Question

Write an expression of magnetic moment associated with a
current (I) carrying circular coil of radius r having N turns.
Consider the above mentioned coil placed in YZ plane with its
centre at the origin. Derive expression for the value of magnetic
field due to it at point (x, 0, 0).​

Answer 1

I wrote this as my answer

Answer 2

Given :

Radius of the current carrying coil placed in YZ plane = r

No of turns in the coil = N

The centre of the coil is at the origin

To Derive :

Expression of magnetic moment associated with the coil .

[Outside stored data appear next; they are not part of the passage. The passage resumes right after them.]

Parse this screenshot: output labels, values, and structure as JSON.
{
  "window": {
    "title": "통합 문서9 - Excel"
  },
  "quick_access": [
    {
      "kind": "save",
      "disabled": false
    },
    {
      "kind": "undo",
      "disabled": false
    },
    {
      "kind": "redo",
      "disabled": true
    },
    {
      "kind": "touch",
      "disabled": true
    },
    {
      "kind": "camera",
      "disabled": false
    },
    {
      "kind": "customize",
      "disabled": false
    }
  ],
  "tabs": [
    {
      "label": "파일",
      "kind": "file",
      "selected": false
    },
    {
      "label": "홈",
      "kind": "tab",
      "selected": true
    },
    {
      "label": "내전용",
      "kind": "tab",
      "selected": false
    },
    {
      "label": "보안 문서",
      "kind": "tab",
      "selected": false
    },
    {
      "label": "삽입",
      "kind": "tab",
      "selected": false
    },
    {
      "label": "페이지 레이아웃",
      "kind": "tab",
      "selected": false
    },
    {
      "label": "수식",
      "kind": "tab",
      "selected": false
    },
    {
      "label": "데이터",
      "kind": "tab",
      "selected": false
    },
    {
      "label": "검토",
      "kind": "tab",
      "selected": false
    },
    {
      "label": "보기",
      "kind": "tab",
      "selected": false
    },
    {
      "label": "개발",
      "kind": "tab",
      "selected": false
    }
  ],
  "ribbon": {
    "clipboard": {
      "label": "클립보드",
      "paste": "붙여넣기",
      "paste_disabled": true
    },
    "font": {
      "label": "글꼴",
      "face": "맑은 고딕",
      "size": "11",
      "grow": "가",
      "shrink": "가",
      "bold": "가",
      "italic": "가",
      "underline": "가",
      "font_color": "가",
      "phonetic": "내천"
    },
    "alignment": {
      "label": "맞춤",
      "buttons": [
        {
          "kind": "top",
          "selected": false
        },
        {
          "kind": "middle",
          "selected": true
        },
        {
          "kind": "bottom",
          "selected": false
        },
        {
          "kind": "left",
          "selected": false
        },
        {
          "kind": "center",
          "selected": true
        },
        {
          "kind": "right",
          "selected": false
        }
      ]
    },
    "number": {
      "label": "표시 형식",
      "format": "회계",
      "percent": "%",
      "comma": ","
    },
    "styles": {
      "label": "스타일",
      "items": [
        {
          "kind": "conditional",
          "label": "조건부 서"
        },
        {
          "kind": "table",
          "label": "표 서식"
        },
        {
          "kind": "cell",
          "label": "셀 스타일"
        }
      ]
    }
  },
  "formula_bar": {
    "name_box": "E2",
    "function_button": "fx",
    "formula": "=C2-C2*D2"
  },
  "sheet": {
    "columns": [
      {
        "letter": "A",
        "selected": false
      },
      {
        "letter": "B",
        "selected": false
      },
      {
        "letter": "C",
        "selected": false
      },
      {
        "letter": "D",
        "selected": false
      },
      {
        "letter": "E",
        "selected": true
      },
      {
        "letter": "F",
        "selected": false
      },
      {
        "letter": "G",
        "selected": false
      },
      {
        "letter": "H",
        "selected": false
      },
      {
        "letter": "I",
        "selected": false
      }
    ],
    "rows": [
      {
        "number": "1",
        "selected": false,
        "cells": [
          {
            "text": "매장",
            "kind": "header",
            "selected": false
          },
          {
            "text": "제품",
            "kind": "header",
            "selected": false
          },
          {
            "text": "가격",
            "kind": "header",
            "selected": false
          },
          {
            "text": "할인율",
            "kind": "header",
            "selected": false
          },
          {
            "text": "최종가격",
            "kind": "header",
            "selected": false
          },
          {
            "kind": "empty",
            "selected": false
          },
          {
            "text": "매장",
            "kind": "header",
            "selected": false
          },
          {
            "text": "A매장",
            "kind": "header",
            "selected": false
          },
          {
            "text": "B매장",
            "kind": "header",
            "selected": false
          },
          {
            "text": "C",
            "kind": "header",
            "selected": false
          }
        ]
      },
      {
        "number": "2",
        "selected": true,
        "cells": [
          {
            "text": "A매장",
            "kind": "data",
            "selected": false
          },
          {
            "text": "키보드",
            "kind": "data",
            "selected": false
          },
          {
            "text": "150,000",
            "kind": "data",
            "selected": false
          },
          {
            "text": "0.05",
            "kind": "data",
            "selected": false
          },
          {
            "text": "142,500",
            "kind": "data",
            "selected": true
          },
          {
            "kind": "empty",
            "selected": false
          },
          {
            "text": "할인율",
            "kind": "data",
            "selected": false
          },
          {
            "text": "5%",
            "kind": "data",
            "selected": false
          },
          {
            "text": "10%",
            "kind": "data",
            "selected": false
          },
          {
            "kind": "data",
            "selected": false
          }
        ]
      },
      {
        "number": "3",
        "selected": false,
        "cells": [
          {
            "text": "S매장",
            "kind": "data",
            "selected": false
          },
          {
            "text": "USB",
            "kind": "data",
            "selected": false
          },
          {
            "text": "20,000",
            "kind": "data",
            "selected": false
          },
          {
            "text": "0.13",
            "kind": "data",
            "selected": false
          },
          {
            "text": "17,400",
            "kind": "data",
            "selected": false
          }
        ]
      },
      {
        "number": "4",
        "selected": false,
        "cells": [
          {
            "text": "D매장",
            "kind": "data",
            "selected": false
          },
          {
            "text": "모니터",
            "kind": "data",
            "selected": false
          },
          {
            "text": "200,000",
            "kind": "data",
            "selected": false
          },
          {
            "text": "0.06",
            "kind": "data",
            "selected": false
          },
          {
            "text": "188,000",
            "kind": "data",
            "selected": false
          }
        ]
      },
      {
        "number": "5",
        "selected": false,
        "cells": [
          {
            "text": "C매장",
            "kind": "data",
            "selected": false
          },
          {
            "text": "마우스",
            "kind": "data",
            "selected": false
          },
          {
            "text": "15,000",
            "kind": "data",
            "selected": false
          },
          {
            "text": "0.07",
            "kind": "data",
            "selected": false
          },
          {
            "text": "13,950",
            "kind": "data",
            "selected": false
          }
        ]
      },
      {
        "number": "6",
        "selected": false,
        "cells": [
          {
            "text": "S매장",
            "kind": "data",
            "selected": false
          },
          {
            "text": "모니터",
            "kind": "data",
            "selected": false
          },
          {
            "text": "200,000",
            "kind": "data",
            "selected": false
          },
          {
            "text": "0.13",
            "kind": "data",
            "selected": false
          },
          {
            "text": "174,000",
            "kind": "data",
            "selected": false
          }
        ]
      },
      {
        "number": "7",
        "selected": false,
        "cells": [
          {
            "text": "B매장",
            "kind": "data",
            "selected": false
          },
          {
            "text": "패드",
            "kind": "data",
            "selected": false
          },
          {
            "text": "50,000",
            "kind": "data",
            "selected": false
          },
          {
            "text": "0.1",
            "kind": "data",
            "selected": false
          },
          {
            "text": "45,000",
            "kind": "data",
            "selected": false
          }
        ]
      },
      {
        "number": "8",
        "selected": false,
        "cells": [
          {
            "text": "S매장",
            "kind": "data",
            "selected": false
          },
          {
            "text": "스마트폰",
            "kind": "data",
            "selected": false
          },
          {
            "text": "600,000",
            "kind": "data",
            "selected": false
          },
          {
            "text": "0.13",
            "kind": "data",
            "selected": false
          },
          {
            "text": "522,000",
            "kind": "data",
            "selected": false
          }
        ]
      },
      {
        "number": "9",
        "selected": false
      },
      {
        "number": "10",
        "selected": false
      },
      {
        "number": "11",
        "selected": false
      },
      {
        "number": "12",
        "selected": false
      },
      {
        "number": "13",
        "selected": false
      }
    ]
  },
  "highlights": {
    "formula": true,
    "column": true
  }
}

And expression for the value of the magnetic field due to the coil at a point ( x, 0 , 0 )

Solution :

We know that for a current carrying coil magnetic moment m is given as :

$m = n \times I \times A$

Here n is no of turns , I is current and A is area .

So, $m = N I \pi r^2$

Here r is radius of the coil

Now according to  Biot Savart's law we have :

$B =\frac{ \frac{\mu_0 I}{4\pi}\times I \times ( \vec {dl}\times \vec{R})}{R^3}$

Here dl is current element and R is position vector .

Or,$dB = \frac{\mu_o .I.dl.R. sin\theta}{4\pi R^3}$

Here , $\theta$ is angle between dl and R , which  is equal to 90°, so :

$dB = \frac{\mu_0I. dl}{4 \pi R^2}$

Since the y component of magnetic field at the (x,0,0) gets cancelled , so:

$B= \int(dB)_x$

Now ,

$(dB)_x = \frac{\mu_0Idl \times cos\phi}{4\pi R^2}$

Here $\phi$ is angle between X-axis and dB.

So, $(dB)_x= \frac{\mu_0Idl}{4\pi R^2}\times \frac{r}{R}$

               $= \frac{\mu_0 I dl r }{4\pi R^3}$

Now , since ;

 $R =\sqrt{x^2+r^2}$

So, $(dB)_x= \frac{\mu_0 I dl r }{4\pi (\sqrt{x^2 + r^2 })^3}$

                $= \frac{\mu_0 Idl r }{4 \pi (x^2 + r^2)^{\frac{3}{2} }}$

∴$B = \int (dB)_x$

     $= \int \frac{\mu_0Idl r }{4\pi(r^2+x^2)^{\frac{3}{2} }}$

    $= \frac{\mu_0 I r }{4\pi (r^2 + x^2 )^\frac{3}{2} } \times \int \int\limits^{2\pi r}_0 {} \, dl$

    $=\frac{\mu_0 I r }{4 \pi (x^2+ r^2)^{\frac{3}{2}}} \times 2 \pi r$

    $=\frac{\mu_0 I r^2 }{2 (x^2+ r^2)^{\frac{3}{2}}}$